IF YES - ALWAYS join to the broad table. Joining to a narrow table silently drops all rows for other content types. A model called podcast_engagement does NOT mean you join only to a podcasts table when a broader all_content table exists - the model name describes what the output represents, not which source rows to include.
IF NO - there is only one content table. Use it.
To verify: run SELECT COUNT(DISTINCT <key>) FROM <broad_table> and compare to SELECT COUNT(DISTINCT <key>) FROM <narrow_table>. If the broad table has MORE distinct entities, you MUST use it.
Participation Tables
Tables that record WHO participated in WHAT (credits, casts, rosters, lineups, contributors) contain ALL participant types - actors, directors, producers, writers, coaches, players.

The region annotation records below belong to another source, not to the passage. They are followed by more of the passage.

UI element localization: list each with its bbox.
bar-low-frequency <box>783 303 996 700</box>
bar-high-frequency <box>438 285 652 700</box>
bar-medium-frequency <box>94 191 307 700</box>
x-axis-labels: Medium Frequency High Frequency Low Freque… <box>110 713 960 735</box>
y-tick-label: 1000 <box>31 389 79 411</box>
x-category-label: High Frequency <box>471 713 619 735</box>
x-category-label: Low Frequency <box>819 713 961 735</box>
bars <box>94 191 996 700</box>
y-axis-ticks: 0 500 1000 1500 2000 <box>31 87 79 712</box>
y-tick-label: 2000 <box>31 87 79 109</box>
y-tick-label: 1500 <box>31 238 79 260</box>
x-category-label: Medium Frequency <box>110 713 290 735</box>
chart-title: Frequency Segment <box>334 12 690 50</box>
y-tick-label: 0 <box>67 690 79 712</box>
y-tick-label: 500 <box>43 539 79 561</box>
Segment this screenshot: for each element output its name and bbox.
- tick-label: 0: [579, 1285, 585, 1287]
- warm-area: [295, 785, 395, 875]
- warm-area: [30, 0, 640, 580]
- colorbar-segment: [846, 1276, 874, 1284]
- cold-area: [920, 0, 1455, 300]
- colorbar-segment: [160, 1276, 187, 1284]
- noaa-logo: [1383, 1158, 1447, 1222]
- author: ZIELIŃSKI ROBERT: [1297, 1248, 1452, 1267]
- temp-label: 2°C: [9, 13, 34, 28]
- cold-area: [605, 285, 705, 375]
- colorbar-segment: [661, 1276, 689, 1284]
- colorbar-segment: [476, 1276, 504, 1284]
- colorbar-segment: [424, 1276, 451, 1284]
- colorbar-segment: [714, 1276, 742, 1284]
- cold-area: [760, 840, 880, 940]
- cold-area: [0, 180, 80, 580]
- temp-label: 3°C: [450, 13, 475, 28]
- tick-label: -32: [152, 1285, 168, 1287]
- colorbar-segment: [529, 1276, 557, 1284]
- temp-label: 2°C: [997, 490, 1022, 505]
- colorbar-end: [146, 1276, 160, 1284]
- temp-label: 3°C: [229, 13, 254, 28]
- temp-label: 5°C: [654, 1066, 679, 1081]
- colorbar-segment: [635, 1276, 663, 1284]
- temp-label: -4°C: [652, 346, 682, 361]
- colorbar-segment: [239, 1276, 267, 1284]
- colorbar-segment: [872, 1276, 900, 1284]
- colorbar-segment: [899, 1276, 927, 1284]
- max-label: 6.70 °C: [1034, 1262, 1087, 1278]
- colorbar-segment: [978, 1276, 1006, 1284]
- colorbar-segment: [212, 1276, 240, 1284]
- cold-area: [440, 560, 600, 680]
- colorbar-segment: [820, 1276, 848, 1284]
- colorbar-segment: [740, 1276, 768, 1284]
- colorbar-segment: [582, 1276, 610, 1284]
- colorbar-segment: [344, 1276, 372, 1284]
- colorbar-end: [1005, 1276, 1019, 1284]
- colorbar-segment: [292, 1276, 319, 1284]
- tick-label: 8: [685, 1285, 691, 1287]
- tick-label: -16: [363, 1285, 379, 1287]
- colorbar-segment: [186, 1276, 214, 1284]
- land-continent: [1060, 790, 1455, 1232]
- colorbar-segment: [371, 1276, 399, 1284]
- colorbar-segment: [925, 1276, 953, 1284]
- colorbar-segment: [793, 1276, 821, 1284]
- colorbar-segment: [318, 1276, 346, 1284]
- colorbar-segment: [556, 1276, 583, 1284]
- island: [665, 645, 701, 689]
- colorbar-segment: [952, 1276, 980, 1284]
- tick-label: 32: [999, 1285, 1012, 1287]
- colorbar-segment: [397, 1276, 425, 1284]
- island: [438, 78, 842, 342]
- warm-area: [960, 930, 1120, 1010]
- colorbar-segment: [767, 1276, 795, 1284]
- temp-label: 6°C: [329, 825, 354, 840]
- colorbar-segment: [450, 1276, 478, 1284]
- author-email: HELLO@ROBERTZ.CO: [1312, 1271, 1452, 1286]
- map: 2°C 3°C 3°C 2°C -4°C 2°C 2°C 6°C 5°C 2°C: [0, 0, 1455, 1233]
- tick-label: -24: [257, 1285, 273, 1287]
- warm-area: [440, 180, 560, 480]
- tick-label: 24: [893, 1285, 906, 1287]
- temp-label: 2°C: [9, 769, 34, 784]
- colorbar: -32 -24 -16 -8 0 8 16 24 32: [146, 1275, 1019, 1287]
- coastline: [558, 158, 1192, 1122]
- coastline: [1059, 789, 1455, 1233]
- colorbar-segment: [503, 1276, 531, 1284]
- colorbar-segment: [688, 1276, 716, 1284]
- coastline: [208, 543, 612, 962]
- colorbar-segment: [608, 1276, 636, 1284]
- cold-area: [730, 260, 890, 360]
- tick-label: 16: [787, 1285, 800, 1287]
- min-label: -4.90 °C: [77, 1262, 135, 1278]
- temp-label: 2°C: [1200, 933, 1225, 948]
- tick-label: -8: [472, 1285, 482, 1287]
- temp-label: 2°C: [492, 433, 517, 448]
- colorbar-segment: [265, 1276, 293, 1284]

Do NOT filter by participant type based on the model name or task description. The participation table defines the population. Include all rows unless the YML description contains an explicit filter condition.
Driving Table
When aggregating content metrics, drive FROM the participation/event table (credits, views, ratings, matches), not the content table (movies, players, tournaments). The participation table has one row per event - that is the correct grain.
Ranking and Scoring
When ranking entities (top-N, best-rated, most-X), use ROW_NUMBER() with a deterministic tiebreaker - the entity's primary key as the final ORDER BY term. Ordering by a non-unique column (rating, count) alone produces different rankings on each run.
NEVER use DENSE_RANK() for top-N selection - DENSE_RANK() can return more than N rows when ties exist at the boundary.